SoundPrism makes your musical inventions sound good straight away by only playing notes that are in key with each other. You can explore melodies, tone and chord patterns through a choice of 5 soundpacks, giving a good range of options.

Mixtikl 5 Free is a generative music maker which gives you control over the output as you  customise sounds, effects, musical parts and even add your own words. You can combine loops to create soundscapes out of the original 12 tracks or you can add your own. The message and display settings mean that you could write haiku poems that display text along with your music or you could create a composition that combines sound, a visual display and text in response to an artwork.

In Love like Rain you can touch, tilt or rotate your device to create a gentle tinkling ambience:

BeatEvolve Free is a music sequencer based around a 16×16 beat grid. It offers a way to visualise musical patterns and watch how they evolve. You can add layers choosing from piano, harpsichord, electric piano and drumkit, and then flip, shift and rotate the patterns and adjust the tempo to produce your riffs.  If you are online rather than on an iPad you could try iNudge, which lets you play with a matrix of sound patterns in a similar way.
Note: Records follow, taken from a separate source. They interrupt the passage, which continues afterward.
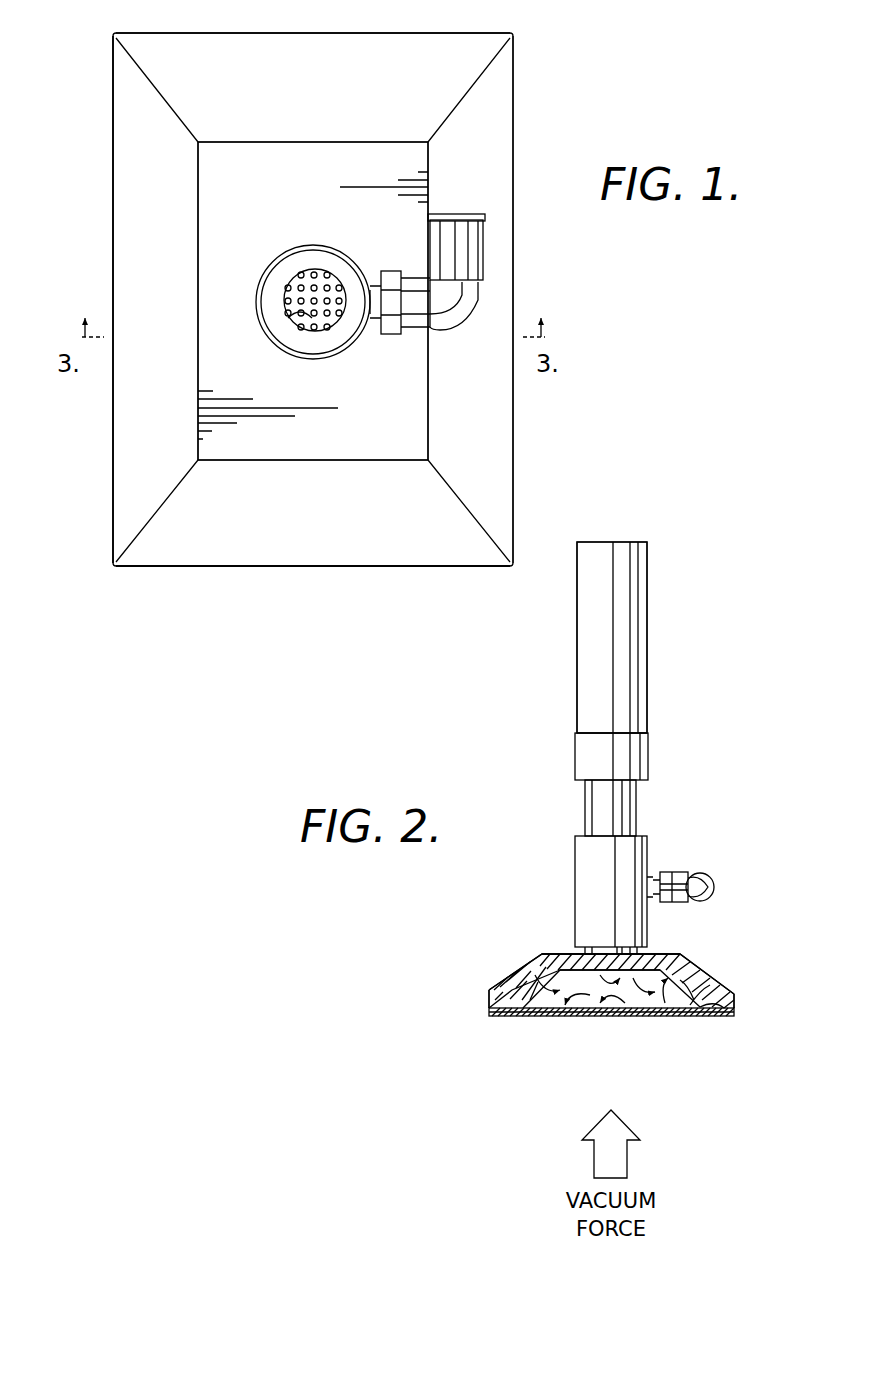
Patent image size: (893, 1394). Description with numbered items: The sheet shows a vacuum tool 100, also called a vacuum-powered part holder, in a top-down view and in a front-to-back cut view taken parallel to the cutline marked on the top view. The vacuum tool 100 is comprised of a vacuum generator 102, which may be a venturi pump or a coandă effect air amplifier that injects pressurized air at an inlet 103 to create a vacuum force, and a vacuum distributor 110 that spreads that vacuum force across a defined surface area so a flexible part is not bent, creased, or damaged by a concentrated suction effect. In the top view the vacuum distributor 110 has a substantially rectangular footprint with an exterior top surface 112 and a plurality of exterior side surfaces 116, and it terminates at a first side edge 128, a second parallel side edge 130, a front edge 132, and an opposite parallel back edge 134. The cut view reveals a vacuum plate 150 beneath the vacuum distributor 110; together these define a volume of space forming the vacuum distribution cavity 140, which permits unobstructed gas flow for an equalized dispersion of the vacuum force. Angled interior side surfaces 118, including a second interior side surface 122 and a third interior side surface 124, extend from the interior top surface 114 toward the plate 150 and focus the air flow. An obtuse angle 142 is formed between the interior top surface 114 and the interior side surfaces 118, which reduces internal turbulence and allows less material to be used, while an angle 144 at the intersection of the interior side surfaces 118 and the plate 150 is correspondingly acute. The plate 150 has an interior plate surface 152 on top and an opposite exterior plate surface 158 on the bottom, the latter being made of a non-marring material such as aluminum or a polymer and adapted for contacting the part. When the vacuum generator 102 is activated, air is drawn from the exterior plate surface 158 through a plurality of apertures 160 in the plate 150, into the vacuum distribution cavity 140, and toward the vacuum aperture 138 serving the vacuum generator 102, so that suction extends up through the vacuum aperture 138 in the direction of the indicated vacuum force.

In FIG. 1, the vacuum tool 100 is at (68, 50).
In FIG. 2, the vacuum tool 100 is at (474, 688).
In FIG. 1, the vacuum generator 102 is at (320, 248).
In FIG. 2, the vacuum generator 102 is at (650, 846).
In FIG. 2, the inlet 103 is at (712, 872).
In FIG. 1, the vacuum distributor 110 is at (318, 200).
In FIG. 2, the vacuum distributor 110 is at (718, 980).
In FIG. 1, the exterior top surface 112 is at (258, 222).
In FIG. 2, the exterior top surface 112 is at (552, 952).
In FIG. 2, the interior top surface 114 is at (672, 958).
In FIG. 1, the exterior side surface 116 is at (125, 134).
In FIG. 2, the interior side surface 118 is at (545, 1022).
In FIG. 2, the second interior side surface 122 is at (608, 1022).
In FIG. 2, the third interior side surface 124 is at (700, 1020).
In FIG. 1, the first side edge 128 is at (110, 455).
In FIG. 1, the second parallel side edge 130 is at (517, 455).
In FIG. 1, the front edge 132 is at (365, 576).
In FIG. 1, the back edge 134 is at (432, 34).
In FIG. 1, the vacuum aperture 138 is at (310, 292).
In FIG. 2, the vacuum aperture 138 is at (650, 940).
In FIG. 2, the vacuum distribution cavity 140 is at (640, 1022).
In FIG. 2, the obtuse angle 142 is at (578, 1020).
In FIG. 2, the angle 144 is at (678, 1018).
In FIG. 1, the vacuum plate 150 is at (296, 322).
In FIG. 2, the vacuum plate 150 is at (742, 1012).
In FIG. 2, the interior plate surface 152 is at (728, 994).
In FIG. 2, the exterior plate surface 158 is at (685, 1022).
In FIG. 2, the apertures 160 is at (530, 1022).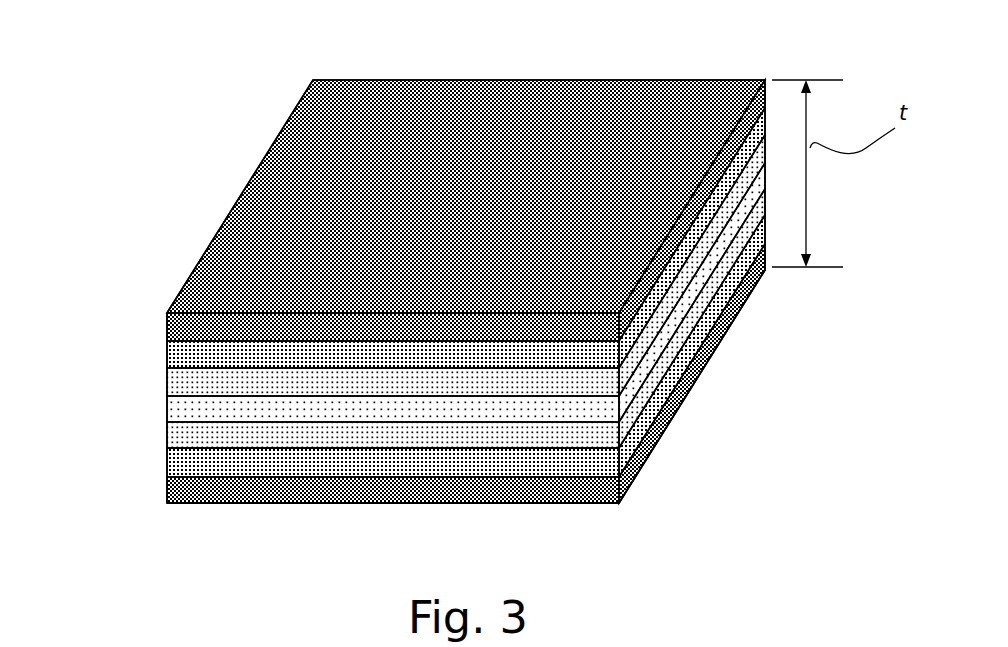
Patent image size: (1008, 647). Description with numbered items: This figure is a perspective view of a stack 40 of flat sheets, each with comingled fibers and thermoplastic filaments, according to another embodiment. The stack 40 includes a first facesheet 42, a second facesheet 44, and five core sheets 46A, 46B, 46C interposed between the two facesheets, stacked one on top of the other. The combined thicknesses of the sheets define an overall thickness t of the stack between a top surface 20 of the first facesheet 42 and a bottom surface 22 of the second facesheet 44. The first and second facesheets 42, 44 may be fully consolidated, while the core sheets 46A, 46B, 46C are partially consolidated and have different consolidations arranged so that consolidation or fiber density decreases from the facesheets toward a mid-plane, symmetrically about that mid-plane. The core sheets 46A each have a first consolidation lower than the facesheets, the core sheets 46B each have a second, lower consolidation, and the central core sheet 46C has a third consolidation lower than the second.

Music Ball by Acoustic World is a very simple sound toy that creates tranquil chiming sounds as colourfall balls interact. You can play in landscape or portrait mode and create complex patterns by tilting the screen. Try the online tool BallDroppings for a similar experience.

Caelestis is a free sample-based generative music app that creates sounds with bouncing balls inside ‘rooms’ that contain different sounds. Balls can be thrown around inside these rooms, generating notes when they collide with the sides. You can spin the rooms, control pitch and speed, and explore 30 different sound samples in tuned, abstract or percussive categories, providing many creative possibilities.